Accenture. This consultancy developed a software product named Machine Learning Text Analyzer (MALTA). It promises to dig into all the incoming text an insurer receives through various channels – emails, chats, HR tickets, support forms, etc – analyse it, classify it and trigger specific processes set-up for a particular subject or point the data flow to the correct agent.

Taiger. Created a virtual assistant to take care of clients’ onboarding (including policy choice and recognition of uploaded documents) and claims handling (including recognition of claim application forms and extraction of important information from them). The company claims 75% reduction of total costs was achieved after deployment of their tool at “one of the largest insurance providers in Europe”.
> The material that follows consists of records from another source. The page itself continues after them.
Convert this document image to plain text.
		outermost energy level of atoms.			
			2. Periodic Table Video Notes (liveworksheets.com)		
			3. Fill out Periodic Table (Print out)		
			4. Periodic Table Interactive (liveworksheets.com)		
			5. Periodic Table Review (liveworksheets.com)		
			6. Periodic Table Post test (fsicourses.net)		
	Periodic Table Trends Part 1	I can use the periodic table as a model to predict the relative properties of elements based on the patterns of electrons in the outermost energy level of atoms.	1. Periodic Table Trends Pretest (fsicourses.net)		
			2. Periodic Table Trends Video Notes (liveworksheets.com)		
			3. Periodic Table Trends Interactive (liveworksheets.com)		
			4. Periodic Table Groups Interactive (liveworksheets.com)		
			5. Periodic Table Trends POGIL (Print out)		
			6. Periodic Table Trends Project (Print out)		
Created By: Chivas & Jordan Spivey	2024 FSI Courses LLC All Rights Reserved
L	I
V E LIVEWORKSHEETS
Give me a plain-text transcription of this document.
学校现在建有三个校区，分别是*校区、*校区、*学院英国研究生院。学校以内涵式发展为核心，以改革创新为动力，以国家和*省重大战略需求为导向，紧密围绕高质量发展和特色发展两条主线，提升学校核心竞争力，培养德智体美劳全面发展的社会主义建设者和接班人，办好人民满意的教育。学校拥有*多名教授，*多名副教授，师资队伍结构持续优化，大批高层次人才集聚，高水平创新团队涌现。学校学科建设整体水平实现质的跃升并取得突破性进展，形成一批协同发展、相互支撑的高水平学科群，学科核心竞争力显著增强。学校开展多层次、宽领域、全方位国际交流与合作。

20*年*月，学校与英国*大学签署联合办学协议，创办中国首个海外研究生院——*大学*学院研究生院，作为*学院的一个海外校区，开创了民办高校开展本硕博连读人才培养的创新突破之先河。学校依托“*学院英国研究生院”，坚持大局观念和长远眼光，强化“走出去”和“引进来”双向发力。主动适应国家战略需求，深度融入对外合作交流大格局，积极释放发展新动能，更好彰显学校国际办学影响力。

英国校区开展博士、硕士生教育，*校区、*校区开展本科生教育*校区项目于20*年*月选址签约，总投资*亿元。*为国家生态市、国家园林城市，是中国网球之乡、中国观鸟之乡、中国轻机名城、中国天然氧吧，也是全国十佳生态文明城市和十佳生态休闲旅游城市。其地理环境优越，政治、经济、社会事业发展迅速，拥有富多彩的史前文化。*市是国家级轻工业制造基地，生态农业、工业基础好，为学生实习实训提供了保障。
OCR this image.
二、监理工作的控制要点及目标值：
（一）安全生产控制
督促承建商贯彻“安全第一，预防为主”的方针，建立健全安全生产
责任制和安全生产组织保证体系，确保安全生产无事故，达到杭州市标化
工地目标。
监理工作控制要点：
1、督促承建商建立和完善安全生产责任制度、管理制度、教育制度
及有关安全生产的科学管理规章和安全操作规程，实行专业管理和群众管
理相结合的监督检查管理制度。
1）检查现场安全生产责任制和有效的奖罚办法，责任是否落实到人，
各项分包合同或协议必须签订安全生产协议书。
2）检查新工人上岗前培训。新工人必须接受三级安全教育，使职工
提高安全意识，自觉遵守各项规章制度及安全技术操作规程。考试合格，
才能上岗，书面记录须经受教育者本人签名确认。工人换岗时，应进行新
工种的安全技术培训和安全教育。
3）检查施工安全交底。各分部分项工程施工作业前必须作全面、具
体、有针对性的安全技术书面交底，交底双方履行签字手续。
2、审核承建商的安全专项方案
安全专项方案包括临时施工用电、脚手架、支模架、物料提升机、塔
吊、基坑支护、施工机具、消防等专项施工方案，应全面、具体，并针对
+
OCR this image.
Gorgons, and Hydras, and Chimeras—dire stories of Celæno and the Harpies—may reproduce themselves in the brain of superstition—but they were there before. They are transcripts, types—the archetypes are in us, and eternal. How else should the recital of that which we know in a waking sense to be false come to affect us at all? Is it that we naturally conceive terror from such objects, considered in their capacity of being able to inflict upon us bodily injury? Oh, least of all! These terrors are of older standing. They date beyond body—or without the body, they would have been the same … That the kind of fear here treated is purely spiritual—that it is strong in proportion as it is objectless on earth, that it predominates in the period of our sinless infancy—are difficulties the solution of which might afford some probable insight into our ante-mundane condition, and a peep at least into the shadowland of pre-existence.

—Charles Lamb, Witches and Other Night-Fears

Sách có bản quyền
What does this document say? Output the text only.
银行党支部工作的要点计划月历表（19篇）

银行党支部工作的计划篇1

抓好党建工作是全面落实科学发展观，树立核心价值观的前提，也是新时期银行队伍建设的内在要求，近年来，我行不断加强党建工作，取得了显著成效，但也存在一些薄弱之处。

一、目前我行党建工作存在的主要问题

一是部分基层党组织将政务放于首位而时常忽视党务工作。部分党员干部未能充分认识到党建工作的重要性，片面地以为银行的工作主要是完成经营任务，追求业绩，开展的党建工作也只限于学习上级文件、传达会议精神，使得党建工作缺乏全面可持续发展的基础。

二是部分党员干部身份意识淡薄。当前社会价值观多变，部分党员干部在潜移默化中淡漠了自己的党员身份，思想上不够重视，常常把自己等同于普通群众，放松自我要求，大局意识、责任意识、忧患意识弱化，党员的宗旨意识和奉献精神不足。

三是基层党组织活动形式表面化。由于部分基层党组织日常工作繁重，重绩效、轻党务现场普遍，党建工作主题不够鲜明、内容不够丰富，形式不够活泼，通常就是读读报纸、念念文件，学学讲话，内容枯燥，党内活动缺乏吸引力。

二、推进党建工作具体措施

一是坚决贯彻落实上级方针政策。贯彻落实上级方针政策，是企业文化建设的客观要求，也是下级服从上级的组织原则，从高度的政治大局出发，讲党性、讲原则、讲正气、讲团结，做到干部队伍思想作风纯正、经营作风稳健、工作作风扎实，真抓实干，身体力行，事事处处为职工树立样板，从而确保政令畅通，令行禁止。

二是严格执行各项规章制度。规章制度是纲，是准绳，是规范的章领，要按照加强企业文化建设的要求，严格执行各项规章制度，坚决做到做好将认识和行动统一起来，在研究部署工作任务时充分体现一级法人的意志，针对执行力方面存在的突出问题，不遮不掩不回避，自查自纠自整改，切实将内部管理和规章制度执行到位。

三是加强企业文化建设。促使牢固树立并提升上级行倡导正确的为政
NLP can be of help in detecting claims that are potentially liable to subrogation, social media analysis in order to get early insights on claims from the company’s portfolio (especially useful for corporate insurance) and many other tasks involving various forms of text as an object of analysis.

Is it worth the hassle?

According to MarketsandMarkets’ research, the NLP market will keep increasing and by 2021 will be worth USD$16 billion.

In turn, insurance companies that are capable of controlling and analysing the continuously-growing pool of unstructured data will certainly gain a strong competitive advantage in conquering this industry.